Play: Marlon Brando’s Corset: Pleasance Courtyard, Edinburgh, 2006
Play: Talk Radio: Underbelly, Bristo Square, Edinburgh, 2006
Paul Merton’s Impro Chums: Pleasance Courtyard, Edinburgh, 2008
Paul Merton’s Impro Chums: Pleasance Courtyard, Edinburgh, 2009
Paul Merton’s Impro Chums: Pleasance Courtyard, Edinburgh, 2010
Paul Merton’s Impro Chums: Pleasance Courtyard, Edinburgh, 2011
Paul Merton’s Impro Chums: Pleasance Courtyard, Edinburgh, 2012
Paul Merton: Out Of My Head: New Wimbledon Theatre, London, 2012
Paul Merton’s Impro Chums: Pleasance Courtyard, Edinburgh, 2014
Paul Merton’s Impro Chums: Pleasance Courtyard, Edinburgh, 2015
Paul Merton’s Impro Chums: Pleasance Courtyard, Edinburgh, 2016
Whose Line Is It Anyway? Live at The Fringe: Assembly Rooms, Edinburgh, 2017
Paul Merton’s Impro Chums: Pleasance Courtyard, Edinburgh, 2018
Play: Hughie: Gilded Balloon Teviot, Edinburgh, 2019
Paul Merton’s Impro Chums: Pleasance Courtyard, Edinburgh, 2019 

Mike McShane is an acclaimed American actor and improvisational comedian. He appeared on the original British television show Whose Line Is It Anyway? He also contributes regularly as part of the team for Paul Merton’s Impro Chums which I have seen at the Edinburgh Fringe for many years.

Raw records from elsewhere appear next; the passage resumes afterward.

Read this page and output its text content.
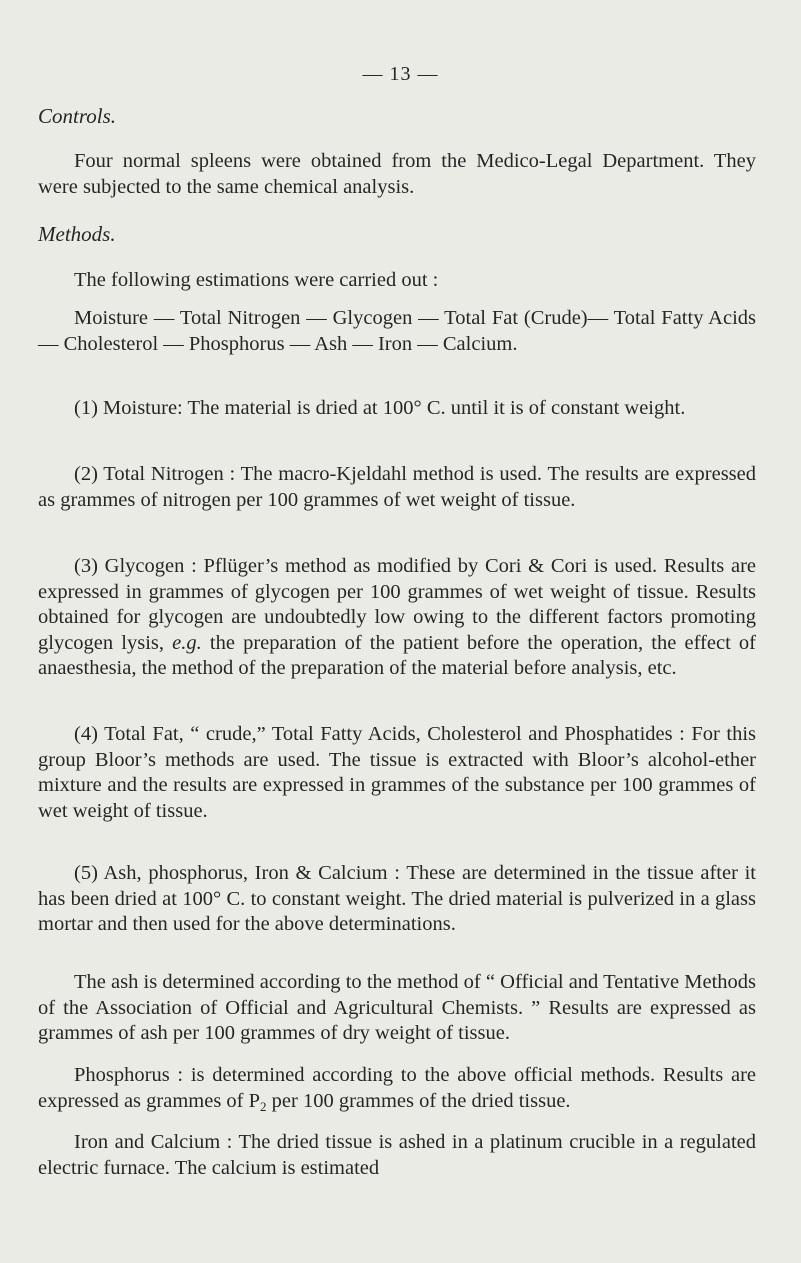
— 13 —
Controls.
Four normal spleens were obtained from the Medico-Legal Department. They were subjected to the same chemical analysis.
Methods.
The following estimations were carried out :
Moisture — Total Nitrogen — Glycogen — Total Fat (Crude)— Total Fatty Acids — Cholesterol — Phosphorus — Ash — Iron — Calcium.
(1) Moisture: The material is dried at 100° C. until it is of constant weight.
(2) Total Nitrogen : The macro-Kjeldahl method is used. The results are expressed as grammes of nitrogen per 100 grammes of wet weight of tissue.
(3) Glycogen : Pflüger’s method as modified by Cori & Cori is used. Results are expressed in grammes of glycogen per 100 grammes of wet weight of tissue. Results obtained for glycogen are undoubtedly low owing to the different factors promoting glycogen lysis, e.g. the preparation of the patient before the operation, the effect of anaesthesia, the method of the preparation of the material before analysis, etc.
(4) Total Fat, “ crude,” Total Fatty Acids, Cholesterol and Phosphatides : For this group Bloor’s methods are used. The tissue is extracted with Bloor’s alcohol-ether mixture and the results are expressed in grammes of the substance per 100 grammes of wet weight of tissue.
(5) Ash, phosphorus, Iron & Calcium : These are determined in the tissue after it has been dried at 100° C. to constant weight. The dried material is pulverized in a glass mortar and then used for the above determinations.
The ash is determined according to the method of “ Official and Tentative Methods of the Association of Official and Agricultural Chemists. ” Results are expressed as grammes of ash per 100 grammes of dry weight of tissue.
Phosphorus : is determined according to the above official methods. Results are expressed as grammes of $P_2$ per 100 grammes of the dried tissue.
Iron and Calcium : The dried tissue is ashed in a platinum crucible in a regulated electric furnace. The calcium is estimated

I saw McShane first perform in 2006 appearing in two plays at the Festival.  The first was Talk Radio – a dark satire on broadcasting excess featuring Phil Nichol and the second was Marlon Brando’s Corset featuring Les Dennis as the tortured writer of a fictional television soap opera.  McShane excelled in both plays but when I saw him turn his hand to on stage improvisation with Merton, Suki Webster, Lee Simpson and Richard Vranch from 2008 onwards, he really came into his own.  He has a very funny face and a magnitude of characters that he can develop with just one line of dialogue or suggestion.  In 2017, Whose Line Is It Anyway? Live at The Fringe was revived o stage to great acclaim.

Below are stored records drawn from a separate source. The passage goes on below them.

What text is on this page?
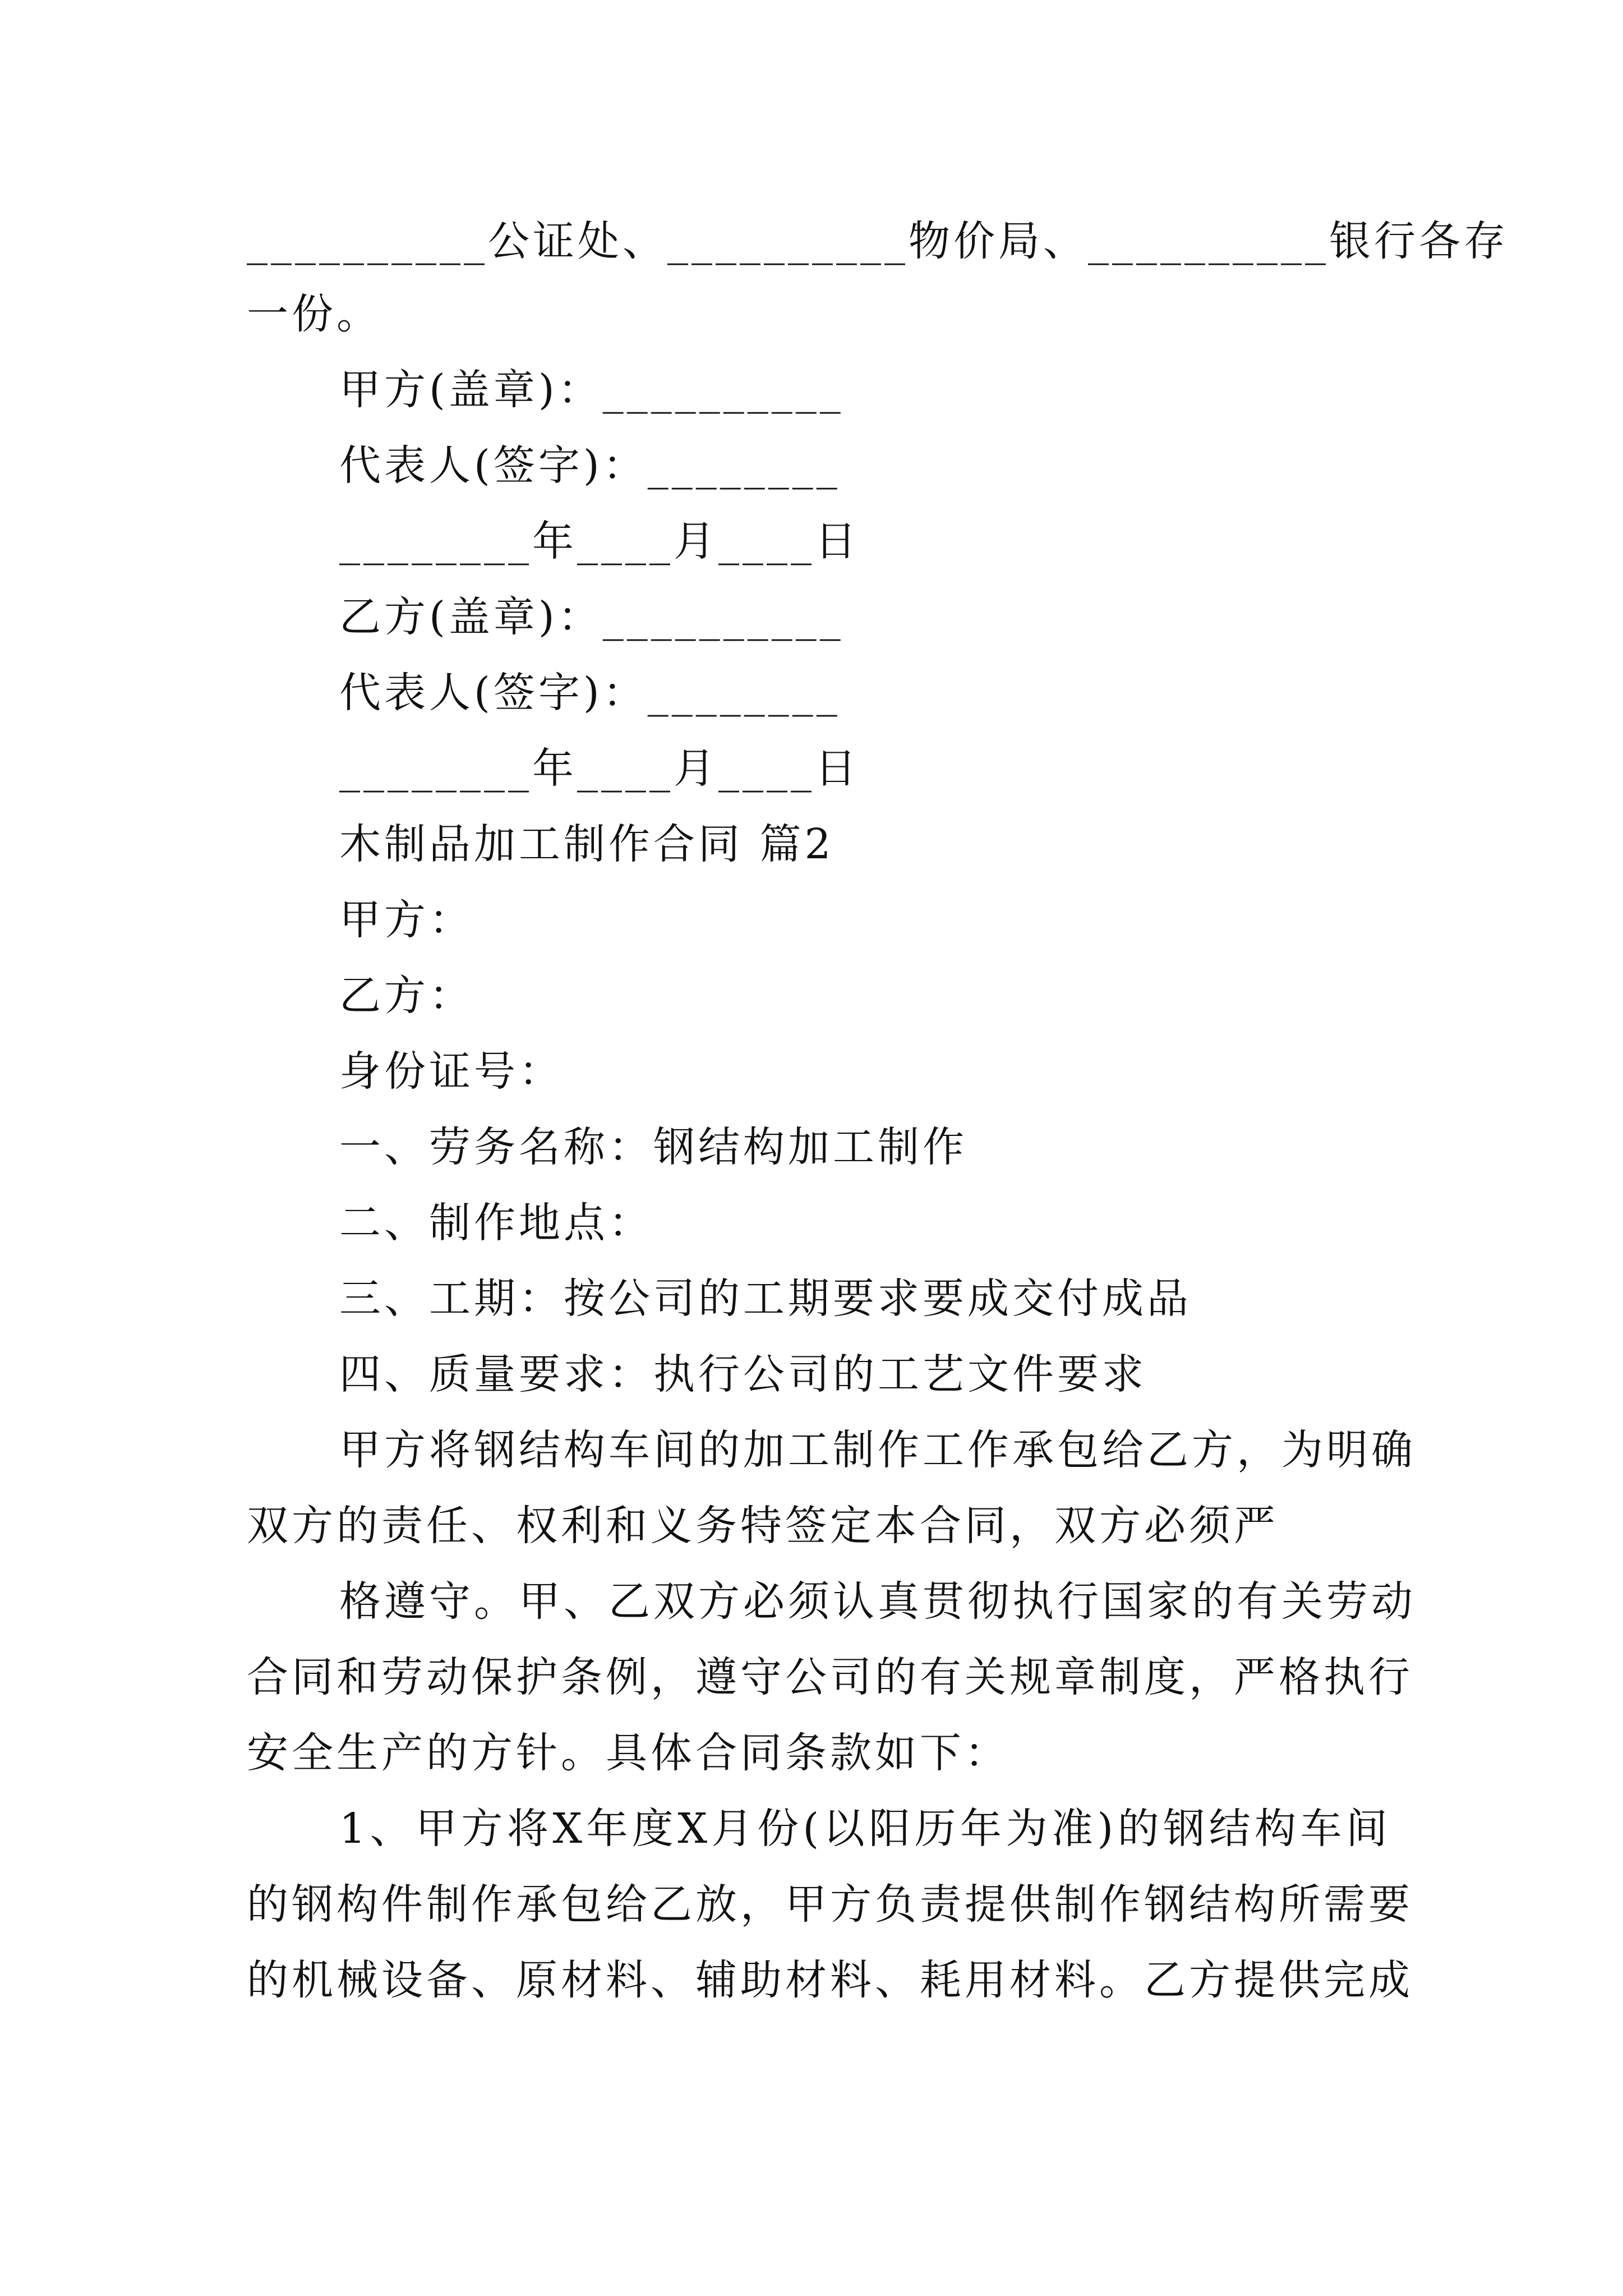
__________公证处、__________物价局、__________银行各存
一份。
甲方(盖章)：__________
代表人(签字)：________
________年____月____日
乙方(盖章)：__________
代表人(签字)：________
________年____月____日
木制品加工制作合同 篇2
甲方：
乙方：
身份证号：
一、劳务名称：钢结构加工制作
二、制作地点：
三、工期：按公司的工期要求要成交付成品
四、质量要求：执行公司的工艺文件要求
甲方将钢结构车间的加工制作工作承包给乙方，为明确
双方的责任、权利和义务特签定本合同，双方必须严
格遵守。甲、乙双方必须认真贯彻执行国家的有关劳动
合同和劳动保护条例，遵守公司的有关规章制度，严格执行
安全生产的方针。具体合同条款如下：
1、甲方将X年度X月份(以阳历年为准)的钢结构车间
的钢构件制作承包给乙放，甲方负责提供制作钢结构所需要
的机械设备、原材料、辅助材料、耗用材料。乙方提供完成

McShane, is one of the regulars with Paul Merton’s Impro Chums who I saw perform the Edinburgh Fringe Festival in August 2018 and 2019.  The show based on audience suggestion is performed by the team of improvisers: Merton, Suki Webster, Lee Simpson, Richard Vranch and McShane which is different every day.  The performances I saw, featured McShane wittily delivering Shakespearian lines one minute followed by horror the next and so on – his range is enormous and very entertaining.

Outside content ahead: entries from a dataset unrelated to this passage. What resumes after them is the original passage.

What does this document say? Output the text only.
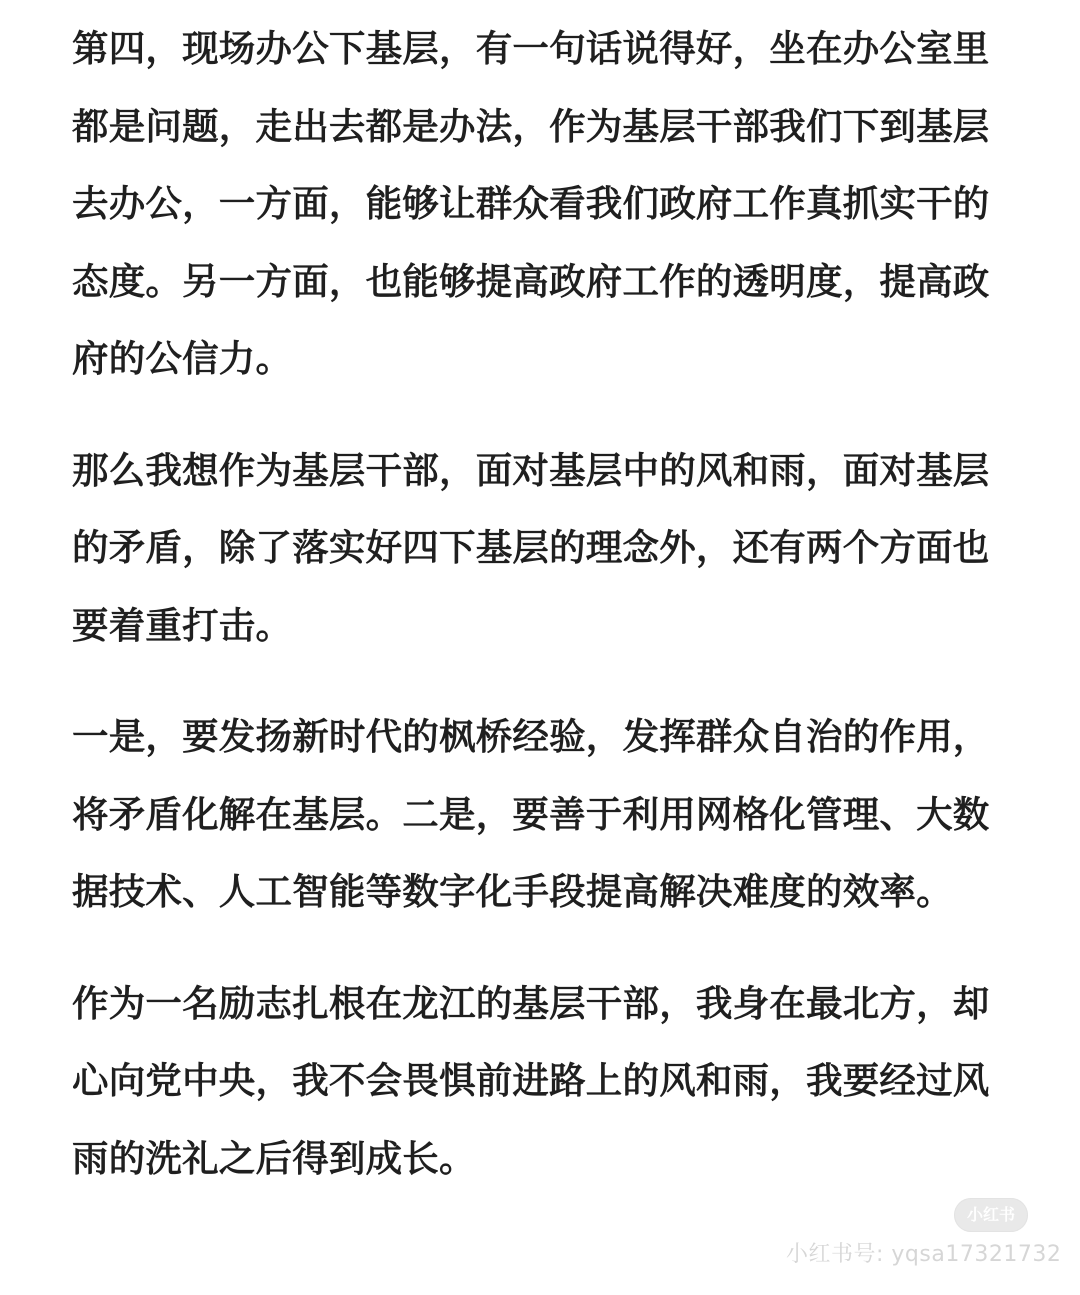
第四，现场办公下基层，有一句话说得好，坐在办公室里
都是问题，走出去都是办法，作为基层干部我们下到基层
去办公，一方面，能够让群众看我们政府工作真抓实干的
态度。另一方面，也能够提高政府工作的透明度，提高政
府的公信力。

那么我想作为基层干部，面对基层中的风和雨，面对基层
的矛盾，除了落实好四下基层的理念外，还有两个方面也
要着重打击。

一是，要发扬新时代的枫桥经验，发挥群众自治的作用，
将矛盾化解在基层。二是，要善于利用网格化管理、大数
据技术、人工智能等数字化手段提高解决难度的效率。

作为一名励志扎根在龙江的基层干部，我身在最北方，却
心向党中央，我不会畏惧前进路上的风和雨，我要经过风
雨的洗礼之后得到成长。

小红书
小红书号: yqsa17321732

For the Comedians Theatre Company, McShane directed and starred in one of playwright Eugene O’Neill’s last plays, Hughie that I saw at the Edinburgh Festival Fringe in August 2019.  I was intrigued by this because I had seen O’Neill’s great play years previously Long Day’s Journey Into Night on stage starring my favourite actor, Jack Lemmon.  The play Hughie is a short two-character study set in the lobby of a small hotel on a West Side street in midtown New York during the summer of 1928. In a nutshell, the play is a long monologue delivered by a small-time hustler named Erie Smith (played by Phil Nichol) to the hotel’s new night clerk Charlie Hughes (McShane), lamenting how Smith’s luck has gone bad since the death of Hughie, Hughes’ predecessor.  The script and acting were excellent and it was a pleasure to meet McShane, a Fringe stalwart after the performance.